[ previous ] [ next ] [ threads ]
 From:  "William " <William at carterobservatory dot org>
 To:  "m0n0wall list" <m0n0wall at lists dot m0n0 dot ch>
 Subject:  RE: [m0n0wall] SIP protocol madness
 Date:  Thu, 26 May 2005 11:13:49 +1200
Unfortunately, there are many, many phone systems out there, either
being sold new or still in use (SIP phones can be expensive!) that do
not support NAT traversal due to their implementations of SIP.  In fact,
the only phones I've seen personally either support only SIP, and can't
traverse, or support SIP and a proprietary NAT discovery system that
changes modes when behind NAT and going outside the local net.
Personally, I'd like to have the capability to use both types behind
m0n0wall - it can be much cheaper getting hold of older phones, which
can be important for a non-profit organisation for example.

On Thursday, 26 May 2005, Lee Azzarello wrote:
>On Wed, 2005-05-25 at 14:34 +1200, William wrote:
>> I've had some difficulty finding a firewall (aside from Cisco PIX) 

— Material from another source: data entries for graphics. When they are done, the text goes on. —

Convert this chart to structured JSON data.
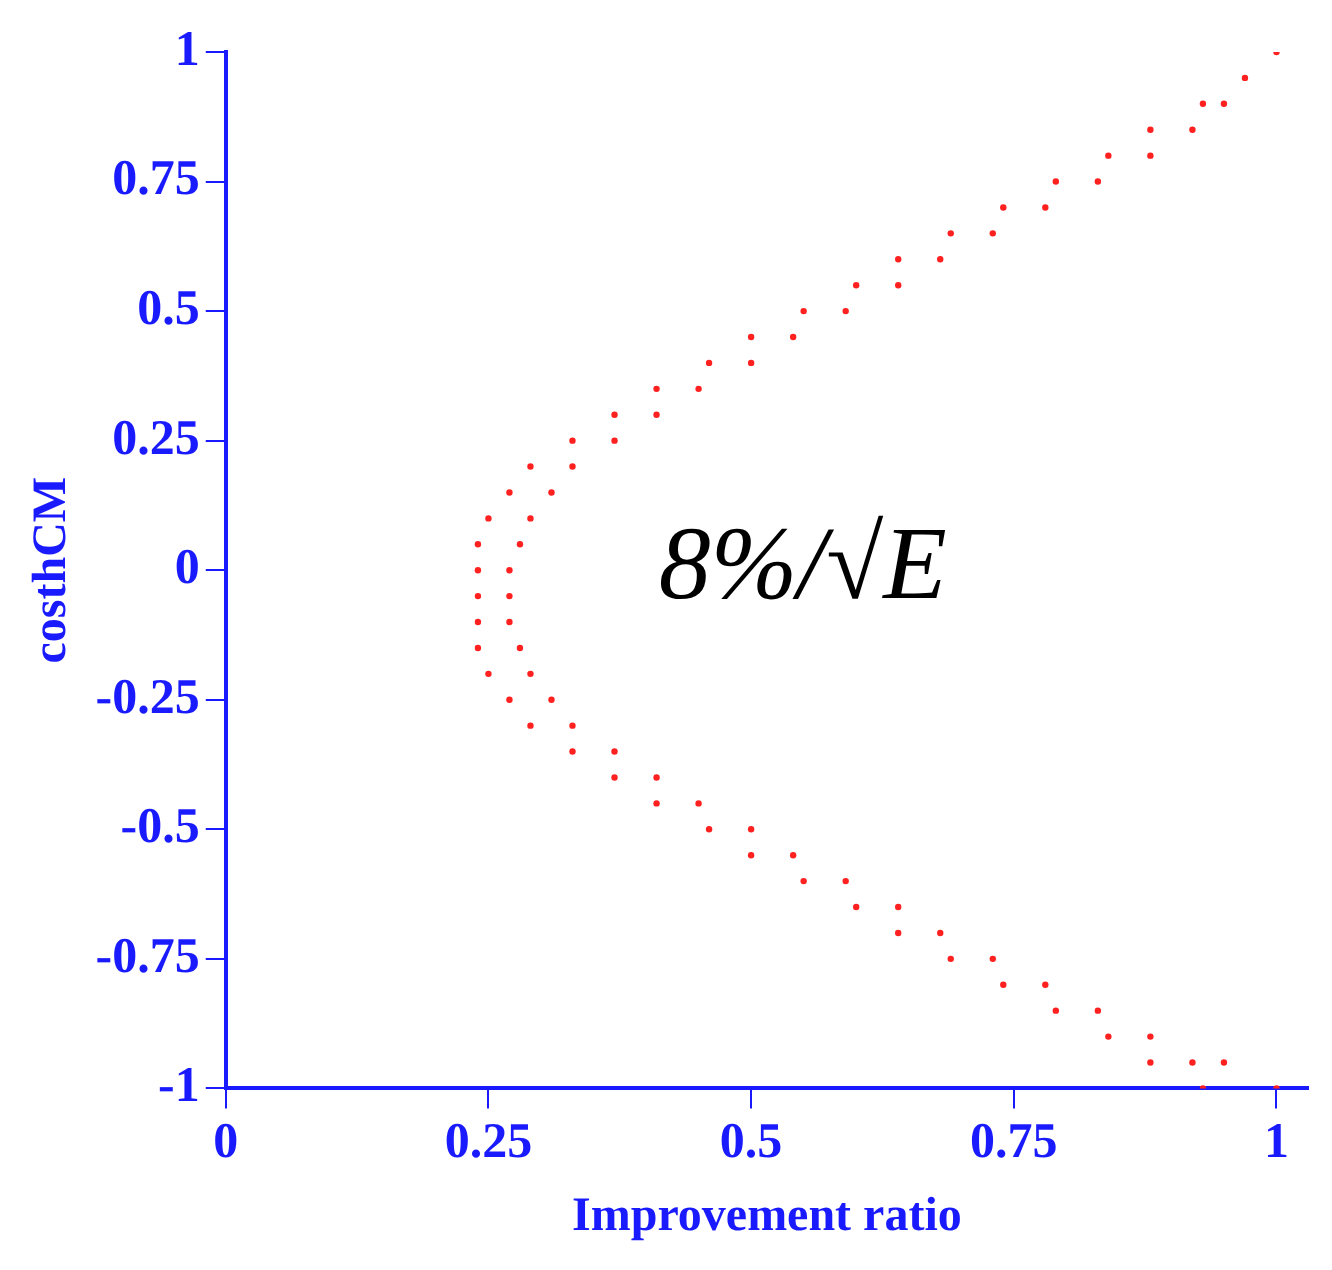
{
  "chart_data": {
    "type": "scatter",
    "xlabel": "Improvement ratio",
    "ylabel": "costhCM",
    "annotations": [
      "8%/√E"
    ],
    "xlim": [
      0,
      1.03
    ],
    "xticks": [
      0,
      0.25,
      0.5,
      0.75,
      1
    ],
    "ylim": [
      -1,
      1
    ],
    "yticks": [
      -1,
      -0.75,
      -0.5,
      -0.25,
      0,
      0.25,
      0.5,
      0.75,
      1
    ],
    "grid": false,
    "legend": false,
    "marker": "circle",
    "series": [
      {
        "color": "#ff2020",
        "x": [
          1.0,
          0.97,
          0.93,
          0.95,
          0.88,
          0.92,
          0.84,
          0.88,
          0.79,
          0.83,
          0.74,
          0.78,
          0.69,
          0.73,
          0.64,
          0.68,
          0.6,
          0.64,
          0.55,
          0.59,
          0.5,
          0.54,
          0.46,
          0.5,
          0.41,
          0.45,
          0.37,
          0.41,
          0.33,
          0.37,
          0.29,
          0.33,
          0.27,
          0.31,
          0.25,
          0.29,
          0.24,
          0.28,
          0.24,
          0.27,
          0.24,
          0.27,
          0.24,
          0.27,
          0.24,
          0.28,
          0.25,
          0.29,
          0.27,
          0.31,
          0.29,
          0.33,
          0.33,
          0.37,
          0.37,
          0.41,
          0.41,
          0.45,
          0.46,
          0.5,
          0.5,
          0.54,
          0.55,
          0.59,
          0.6,
          0.64,
          0.64,
          0.68,
          0.69,
          0.73,
          0.74,
          0.78,
          0.79,
          0.83,
          0.84,
          0.88,
          0.88,
          0.92,
          0.93,
          0.95,
          1.0
        ],
        "values": [
          1.0,
          0.95,
          0.9,
          0.9,
          0.85,
          0.85,
          0.8,
          0.8,
          0.75,
          0.75,
          0.7,
          0.7,
          0.65,
          0.65,
          0.6,
          0.6,
          0.55,
          0.55,
          0.5,
          0.5,
          0.45,
          0.45,
          0.4,
          0.4,
          0.35,
          0.35,
          0.3,
          0.3,
          0.25,
          0.25,
          0.2,
          0.2,
          0.15,
          0.15,
          0.1,
          0.1,
          0.05,
          0.05,
          0.0,
          0.0,
          -0.05,
          -0.05,
          -0.1,
          -0.1,
          -0.15,
          -0.15,
          -0.2,
          -0.2,
          -0.25,
          -0.25,
          -0.3,
          -0.3,
          -0.35,
          -0.35,
          -0.4,
          -0.4,
          -0.45,
          -0.45,
          -0.5,
          -0.5,
          -0.55,
          -0.55,
          -0.6,
          -0.6,
          -0.65,
          -0.65,
          -0.7,
          -0.7,
          -0.75,
          -0.75,
          -0.8,
          -0.8,
          -0.85,
          -0.85,
          -0.9,
          -0.9,
          -0.95,
          -0.95,
          -1.0,
          -0.95,
          -1.0
        ]
      }
    ]
  }
}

>> that fixes up SIP packets traversing NAT.
>I'm using m0n0 as the standard firewall/traffic shaper for Asterisk
installations with SIP telephones. Both Asterisk and >the telephones I'm
working with have internal functions to rewrite the SIP headers to get
through NAT. I haven't had to touch anything in the m0n0 configuration.
>Are there some telephones which won't rewrite their headers to
accomodate NAT? It seems that the mythical SBC that many companies sell
for a bazillion dollars aren't doing much more than this.